The Fragment
he blows no longer on small pipes,
but with savage blasts,
without a mouthpiece.
Three lines of Sophocles, three lousy lines that survived when 96 percent of his work got swallowed by time. This fragment doesn’t want to be understood. It wants to be encountered.

So I picked the Wave Organ, this broken-ass sculpture built from cemetery stones and PVC pipes that barely works half the time. Peter Richards and George Gonzales built it in ’86, back when the Exploratorium still had some weird juice to it, and it sits out there on the Marina jetty gurgles and wheezes when the bay feels like cooperating. Most days tourists lean into those pipes expecting some grand aquatic symphony and get maybe a burp, maybe nothing. The place is a monument to noble failure, to ambition that got 70 percent of the way there and then shrugged.
Perfect. That’s where you stage Sophocles Fragment 116.
Because here’s what I had to work with: “he blows no longer on small pipes, but with savage blasts, without a mouthpiece.” That’s it. That’s the whole text. No context, no character name, no stage directions, just this image of someone or something abandoning refinement for rawness, technique for howling. The civilized pastoral pipe for the unmediated blast.
I brought in Lauren Dietrich Chavez because if anyone understands what it means to move without a mouthpiece, without mediation, without the protective distance of technique, it’s her. I brought in Derek Phillips to layer sound onto a location that’s already all about sound, or the promise of sound, or the gorgeous failure of sound to show up when you need it. Dylan Johnson made costumes that had to work against wind and salt spray and the basic inhospitality of concrete and water. We weren’t creating a production. We were making an event that could collapse into absurdity at any second, and that possibility of failure was essential.
You rehearse at a place like the Wave Organ and you learn real quick that you can’t control a goddamn thing. The tide comes in when it wants. The pipes gurgle or they don’t. Joggers pass by. Dogs bark. The bay refuses to be a cooperative partner in your theatrical vision. And that’s the point: the fragment itself is about abandoning control, about the savage blast that doesn’t give a damn about our carefully constructed harmonies.
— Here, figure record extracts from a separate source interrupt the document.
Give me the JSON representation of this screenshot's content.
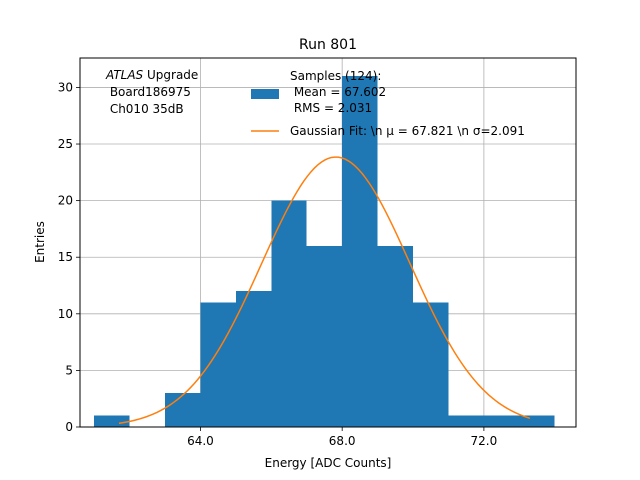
{
  "chart_data": {
    "type": "bar",
    "title": "Run 801",
    "xlabel": "Energy [ADC Counts]",
    "ylabel": "Entries",
    "xlim": [
      60.6,
      74.6
    ],
    "ylim": [
      0,
      32.6
    ],
    "grid": true,
    "xticks": [
      64.0,
      68.0,
      72.0
    ],
    "xtick_labels": [
      "64.0",
      "68.0",
      "72.0"
    ],
    "yticks": [
      0,
      5,
      10,
      15,
      20,
      25,
      30
    ],
    "ytick_labels": [
      "0",
      "5",
      "10",
      "15",
      "20",
      "25",
      "30"
    ],
    "histogram": {
      "name": "Samples (124)",
      "bin_edges": [
        61.0,
        62.0,
        63.0,
        64.0,
        65.0,
        66.0,
        67.0,
        68.0,
        69.0,
        70.0,
        71.0,
        72.0,
        73.0,
        74.0
      ],
      "counts": [
        1,
        0,
        3,
        11,
        12,
        20,
        16,
        31,
        16,
        11,
        1,
        1,
        1
      ],
      "color": "#1f77b4"
    },
    "fit": {
      "name": "Gaussian Fit",
      "mu": 67.821,
      "sigma": 2.091,
      "amplitude": 23.85,
      "x_range": [
        61.7,
        73.3
      ],
      "color": "#ff7f0e"
    },
    "legend_position": "upper-center",
    "legend": {
      "hist_lines": [
        "Samples (124):",
        " Mean = 67.602",
        " RMS = 2.031"
      ],
      "fit_label": "Gaussian Fit: \\n μ = 67.821 \\n σ=2.091"
    },
    "annotation": {
      "line1_italic": "ATLAS",
      "line1_rest": " Upgrade",
      "line2": " Board186975",
      "line3": " Ch010 35dB"
    }
  }
}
Lauren moved through these improvised sequences while Derek added layers that competed with the wind and the slap of water against stone. The whole thing lasts maybe fifteen, twenty minutes. Then it’s over. Done. Joggers keep jogging, and the Wave Organ goes back to its usual business of mostly not working while the bay does whatever the bay does.
We’ve taken this fragment that barely survived 2,400 years, matched it with a sculpture that barely survives the tides and the salt air, and somehow in all that precariousness and fragility and likely failure, we’d honored what the fragment was actually about. The savage blast. The rejection of refinement. The howl without mediation.
I staged it where the architecture itself is fragmentary, cobbled together from tombstones (literal gravestones from Laurel Hill that got bulldozed to make room for condos) and I let the whole enterprise be haunted and half-ruined and honest about its own limitations. I don’t pretend I’m resurrecting Sophocles. I’m not. I’m trying to make something new out of the scraps, something that’ll disappear just like the original disappeared, and maybe, if I’m lucky, if the wind’s right, someone in the audience will catch a glimpse of what the ancient blast might’ve sounded like before it got civilized into scholarship and footnotes.
Making something that acknowledges it’s already half-gone even while I’m making it. No mouthpiece. Just the blast.

This is part of IOTA, this sprawling, maybe impossible mission to resurrect the ghost plays. Aeschylus, Sophocles, Euripides, the stuff that got lost, burned, forgotten, buried under two millennia of Mediterranean dust. We’re dragging these fragments back into the light, making them breathe again, making them mean something in spaces that don’t give a damn about the fourth wall or subscriber audiences or any of that institutional bullshit.